(L) [2007/09/19] [ingenious] [SSE: __m128i <-> __m128 conversion penalty?] Wayback!I believe I read somewhere that converting __m128i to/from __m128 comes with a little penalty. I am using such conversions quite often in my code and, for example, getting the integer mask of a __m128 comparison results in:
1) Comparison of the two __m128 values with an intrinsic
2) Converting the result to __m128i
3) Converting back to __m128
4) Extracting the integer mask
At first look this may seem stupid, but it results from the design of classes. So is there really a run-time penalty for this conversion and what is the best way for conversion or simulating the _mm_castps_si128 and _mm_castsi128_ps intrinsics on the MSCV8 compiler?
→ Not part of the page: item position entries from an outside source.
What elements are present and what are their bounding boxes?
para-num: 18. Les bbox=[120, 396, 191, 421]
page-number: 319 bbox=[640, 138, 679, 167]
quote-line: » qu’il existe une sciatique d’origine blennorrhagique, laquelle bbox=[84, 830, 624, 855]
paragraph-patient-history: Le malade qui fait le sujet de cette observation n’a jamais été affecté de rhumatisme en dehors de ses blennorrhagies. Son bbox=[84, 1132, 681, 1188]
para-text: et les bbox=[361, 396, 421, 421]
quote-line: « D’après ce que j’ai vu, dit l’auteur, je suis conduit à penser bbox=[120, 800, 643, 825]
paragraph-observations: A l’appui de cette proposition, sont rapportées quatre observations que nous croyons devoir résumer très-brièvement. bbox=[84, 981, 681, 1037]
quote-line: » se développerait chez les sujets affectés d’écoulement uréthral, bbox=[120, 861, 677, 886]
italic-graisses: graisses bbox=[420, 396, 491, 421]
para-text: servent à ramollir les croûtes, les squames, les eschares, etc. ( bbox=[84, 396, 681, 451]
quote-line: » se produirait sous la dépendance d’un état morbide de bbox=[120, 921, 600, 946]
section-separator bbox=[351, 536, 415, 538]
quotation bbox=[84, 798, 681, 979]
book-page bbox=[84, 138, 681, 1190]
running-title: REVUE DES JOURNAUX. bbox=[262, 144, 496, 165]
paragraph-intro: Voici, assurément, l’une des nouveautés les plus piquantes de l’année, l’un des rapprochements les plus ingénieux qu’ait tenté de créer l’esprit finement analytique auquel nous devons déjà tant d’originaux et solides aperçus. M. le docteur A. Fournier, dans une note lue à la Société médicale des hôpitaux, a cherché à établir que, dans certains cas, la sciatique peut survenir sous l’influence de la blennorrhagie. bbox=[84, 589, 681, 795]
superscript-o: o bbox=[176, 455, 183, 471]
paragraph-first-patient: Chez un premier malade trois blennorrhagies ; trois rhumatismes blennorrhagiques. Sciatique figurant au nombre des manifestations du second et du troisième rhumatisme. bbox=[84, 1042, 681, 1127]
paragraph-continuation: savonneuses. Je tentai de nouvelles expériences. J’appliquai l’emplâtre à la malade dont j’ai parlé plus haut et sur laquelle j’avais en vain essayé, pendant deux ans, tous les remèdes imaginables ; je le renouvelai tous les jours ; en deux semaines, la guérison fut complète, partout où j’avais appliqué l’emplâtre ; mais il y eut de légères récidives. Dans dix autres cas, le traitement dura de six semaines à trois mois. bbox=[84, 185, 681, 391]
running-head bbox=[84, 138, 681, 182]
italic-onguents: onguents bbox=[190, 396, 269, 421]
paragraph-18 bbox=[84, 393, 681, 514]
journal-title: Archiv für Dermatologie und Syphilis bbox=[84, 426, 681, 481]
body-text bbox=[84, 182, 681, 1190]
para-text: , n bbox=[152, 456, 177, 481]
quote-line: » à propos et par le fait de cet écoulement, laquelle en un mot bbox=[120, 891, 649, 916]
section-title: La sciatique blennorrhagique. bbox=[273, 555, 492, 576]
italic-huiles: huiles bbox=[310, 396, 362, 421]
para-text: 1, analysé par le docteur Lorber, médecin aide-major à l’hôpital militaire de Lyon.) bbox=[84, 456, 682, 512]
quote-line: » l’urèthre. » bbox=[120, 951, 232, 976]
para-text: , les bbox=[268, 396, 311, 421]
(L) [2007/09/20] [madmethods] [SSE: __m128i <-> __m128 conversion penalty?] Wayback!Those intrinsics are effectively NOPs.  They exist to change the type of a 128-bit value in the eyes of the compiler without changing any of the bits.  You want to have different 128-bit types to allow the compiler to do type checking for you, but then you need these casts for when you occasionally just want to switch a value from one type to another.  In the latest compilers, these intrinsics are built in and I'm pretty sure that the compiler just drops them on the floor (no performance cost).  If you're using a compiler where they're not built in, you would accomplish the same thing by aliasing through memory (store and load, or different pointer types to the same memory, or a union, or whatever).  That's what's shown in the code snippet above, but it can cause performance problems (messing up compiler optimization).
-G